Title: New Tools for Analyzing Complicated and High-dimensional Data
In the first two classes, we tackle two seemingly unrelated problems: membership estimation in social networks, and topic modeling in text mining. PCA is a powerful tool, but it does not work well in many modern applications without careful adaptions. We propose two new PCA approaches called Mixed-SCORE and Topic-SCORE for membership estimation and topic modeling respectively, at the heart of which is a post-PCA normalization and a surprising low-dimensional simplex structure. We explain how the simplex structure motivates Mixed-SCORE and Topic-SCORE, and we support our approaches with several real data examples, as well as carefully justified minimax optimality.

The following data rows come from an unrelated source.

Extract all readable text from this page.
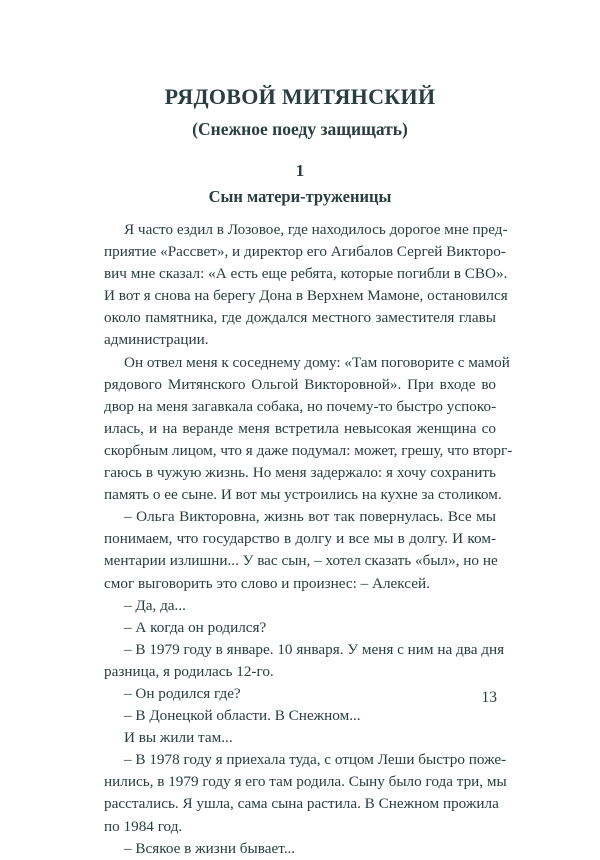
РЯДОВОЙ МИТЯНСКИЙ
(Снежное поеду защищать)
1
Сын матери-труженицы
Я часто ездил в Лозовое, где находилось дорогое мне пред-
приятие «Рассвет», и директор его Агибалов Сергей Викторо-
вич мне сказал: «А есть еще ребята, которые погибли в СВО».
И вот я снова на берегу Дона в Верхнем Мамоне, остановился
около памятника, где дождался местного заместителя главы
администрации.
Он отвел меня к соседнему дому: «Там поговорите с мамой
рядового Митянского Ольгой Викторовной». При входе во
двор на меня загавкала собака, но почему-то быстро успоко-
илась, и на веранде меня встретила невысокая женщина со
скорбным лицом, что я даже подумал: может, грешу, что вторг-
гаюсь в чужую жизнь. Но меня задержало: я хочу сохранить
память о ее сыне. И вот мы устроились на кухне за столиком.
– Ольга Викторовна, жизнь вот так повернулась. Все мы
понимаем, что государство в долгу и все мы в долгу. И ком-
ментарии излишни... У вас сын, – хотел сказать «был», но не
смог выговорить это слово и произнес: – Алексей.
– Да, да...
– А когда он родился?
– В 1979 году в январе. 10 января. У меня с ним на два дня
разница, я родилась 12-го.
– Он родился где?
– В Донецкой области. В Снежном...
И вы жили там...
– В 1978 году я приехала туда, с отцом Леши быстро поже-
нились, в 1979 году я его там родила. Сыну было года три, мы
расстались. Я ушла, сама сына растила. В Снежном прожила
по 1984 год.
– Всякое в жизни бывает...
13
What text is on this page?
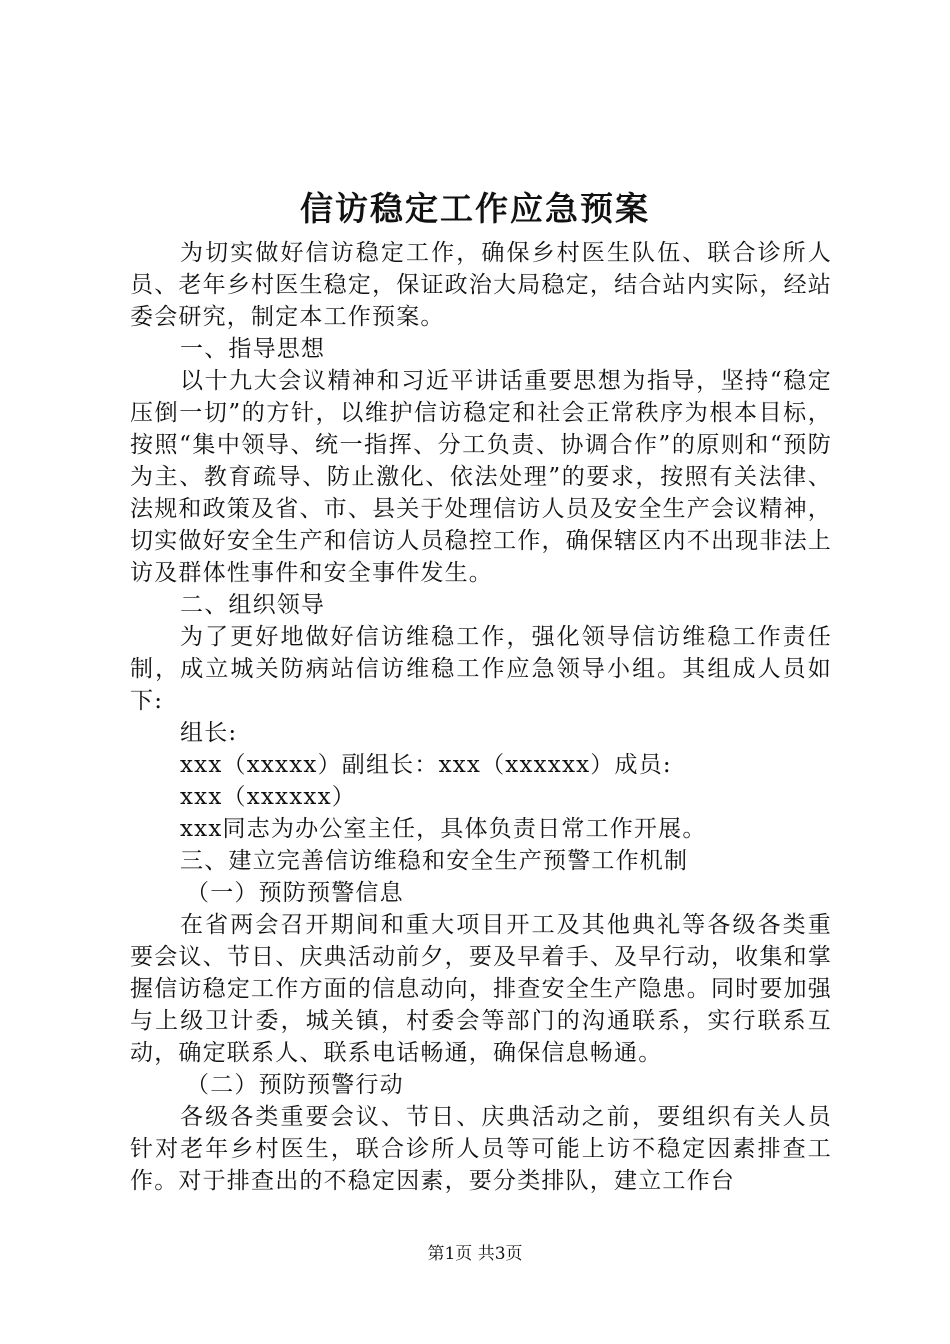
信访稳定工作应急预案

为切实做好信访稳定工作，确保乡村医生队伍、联合诊所人员、老年乡村医生稳定，保证政治大局稳定，结合站内实际，经站委会研究，制定本工作预案。

一、指导思想

以十九大会议精神和习近平讲话重要思想为指导，坚持“稳定压倒一切”的方针，以维护信访稳定和社会正常秩序为根本目标，按照“集中领导、统一指挥、分工负责、协调合作”的原则和“预防为主、教育疏导、防止激化、依法处理”的要求，按照有关法律、法规和政策及省、市、县关于处理信访人员及安全生产会议精神，切实做好安全生产和信访人员稳控工作，确保辖区内不出现非法上访及群体性事件和安全事件发生。

二、组织领导

为了更好地做好信访维稳工作，强化领导信访维稳工作责任制，成立城关防病站信访维稳工作应急领导小组。其组成人员如下:

组长:

xxx（xxxxx）副组长：xxx（xxxxxx）成员:

xxx（xxxxxx）

xxx同志为办公室主任，具体负责日常工作开展。

三、建立完善信访维稳和安全生产预警工作机制

（一）预防预警信息

在省两会召开期间和重大项目开工及其他典礼等各级各类重要会议、节日、庆典活动前夕，要及早着手、及早行动，收集和掌握信访稳定工作方面的信息动向，排查安全生产隐患。同时要加强与上级卫计委，城关镇，村委会等部门的沟通联系，实行联系互动，确定联系人、联系电话畅通，确保信息畅通。

（二）预防预警行动

各级各类重要会议、节日、庆典活动之前，要组织有关人员针对老年乡村医生，联合诊所人员等可能上访不稳定因素排查工作。对于排查出的不稳定因素，要分类排队，建立工作台

第1页 共3页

In the next two classes, we consider the problem of high dimensional variable selection. In the most challenging regime where the signals of interest are both rare and weak, well-known approaches of L0andL1-penalization methods are not optimal, if we use Hamming selection errors as the measure of success. We propose a new approach called Covariance-Assisting Screening and Estimation (CASE) and show that it achieves the optimal phase diagram. We also consider an extension of CASE called Covariance-Assisted Ranking (CAR), which is showed to be very helpful in variable ranking for the Rare/Weak settings.